3. Tanning is good for the skin
Many people believe that tanning offers protection from sunburn because it blocks UV rays from penetrating the skin and works as a natural barrier. In reality, tanned skin is defenseless against UV rays in the absence of an external protection layer. Tanned skin is nothing but darkened skin and is as susceptible to sunburn as any unprotected skin. Tanning is also often associated with good health but there is no scientific evidence to support this belief. Exposure to sunlight helps convert inactive Vitamin D in the body into active form. Vitamin D boosts immunity and prevents certain kinds of cancer. But only 10-15 minutes of daily exposure to the sun without sunscreen is enough for this.
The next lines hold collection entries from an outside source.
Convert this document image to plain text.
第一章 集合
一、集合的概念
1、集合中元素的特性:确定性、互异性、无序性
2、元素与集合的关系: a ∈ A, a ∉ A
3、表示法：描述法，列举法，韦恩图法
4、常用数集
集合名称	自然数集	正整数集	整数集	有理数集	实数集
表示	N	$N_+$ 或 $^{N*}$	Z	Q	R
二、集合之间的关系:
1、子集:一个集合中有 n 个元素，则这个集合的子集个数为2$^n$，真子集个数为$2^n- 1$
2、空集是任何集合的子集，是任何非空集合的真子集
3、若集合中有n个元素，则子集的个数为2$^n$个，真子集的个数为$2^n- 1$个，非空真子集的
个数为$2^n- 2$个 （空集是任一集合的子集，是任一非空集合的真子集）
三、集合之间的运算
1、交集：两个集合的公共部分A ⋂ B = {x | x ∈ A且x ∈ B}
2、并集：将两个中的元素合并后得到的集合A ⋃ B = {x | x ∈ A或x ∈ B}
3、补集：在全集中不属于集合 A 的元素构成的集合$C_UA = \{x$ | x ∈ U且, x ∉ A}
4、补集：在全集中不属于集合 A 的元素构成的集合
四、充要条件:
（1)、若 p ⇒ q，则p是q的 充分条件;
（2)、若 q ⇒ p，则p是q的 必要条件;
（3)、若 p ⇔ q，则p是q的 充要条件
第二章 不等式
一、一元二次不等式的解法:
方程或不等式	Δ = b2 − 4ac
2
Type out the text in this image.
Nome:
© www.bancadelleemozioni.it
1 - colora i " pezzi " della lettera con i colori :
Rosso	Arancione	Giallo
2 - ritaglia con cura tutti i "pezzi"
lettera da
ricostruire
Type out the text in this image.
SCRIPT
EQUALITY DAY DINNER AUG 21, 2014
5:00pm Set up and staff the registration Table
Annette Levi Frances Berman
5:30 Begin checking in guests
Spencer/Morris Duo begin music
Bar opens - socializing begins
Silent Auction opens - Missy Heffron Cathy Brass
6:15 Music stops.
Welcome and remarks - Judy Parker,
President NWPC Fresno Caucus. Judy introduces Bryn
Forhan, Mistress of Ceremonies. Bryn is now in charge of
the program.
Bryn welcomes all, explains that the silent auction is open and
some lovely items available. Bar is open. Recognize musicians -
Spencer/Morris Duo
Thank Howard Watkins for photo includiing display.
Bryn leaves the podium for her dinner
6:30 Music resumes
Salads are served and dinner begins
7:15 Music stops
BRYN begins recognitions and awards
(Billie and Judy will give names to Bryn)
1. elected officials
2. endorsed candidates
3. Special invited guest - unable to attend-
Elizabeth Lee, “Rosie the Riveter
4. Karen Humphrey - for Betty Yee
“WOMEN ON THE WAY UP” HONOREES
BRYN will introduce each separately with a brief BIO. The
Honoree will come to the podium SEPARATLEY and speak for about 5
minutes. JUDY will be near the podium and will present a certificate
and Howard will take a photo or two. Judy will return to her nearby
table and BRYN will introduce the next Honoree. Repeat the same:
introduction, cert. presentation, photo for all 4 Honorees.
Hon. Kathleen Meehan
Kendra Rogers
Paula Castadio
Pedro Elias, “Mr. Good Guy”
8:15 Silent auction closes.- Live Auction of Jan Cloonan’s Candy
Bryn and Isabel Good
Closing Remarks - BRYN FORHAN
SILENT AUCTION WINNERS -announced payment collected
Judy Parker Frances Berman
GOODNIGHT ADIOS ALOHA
Tanning usually requires more time and increases the risk of getting skin cancer.

4. Sunburn is necessary for getting a suntan
Sunburn that fades away to reveal a perfect suntan is a myth that usually results in cases of severely burnt skin and very little else. Sunburn causes tremendous damage to the skin in the form of wrinkled, aged and rough skin. It can also cause freckles and blotches. While it is necessary to get the daily dose of Vitamin D, it is equally necessary to get adequate sun protection while doing so. UVA and UVB radiation should be avoided at all costs, even if a tanning bed is being used.
5. All skin types need the same time for getting a tan
There are various skin types, each has different requirements and needs to be handled differently. Getting a suntan is desirable but different skin types have different levels of tanning abilities within the same time frame. A particular type may require a few minutes to acquire that perfect bronzed look, while others may not be affected by hours in the sun. A few sensitive skin types may even come out in blotches or freckles instead of tanning evenly. For instance, olive skin is more susceptible to suntan while fair skin takes a much longer time to tan.

Exposure to the sun also raises the level of Vitamin D in the body. However, excessive exposure to sunlight has detrimental effects and has been conclusively proved to cause sunburn and more importantly, skin cancer. So be careful before you seek out that golden, sun-kissed look.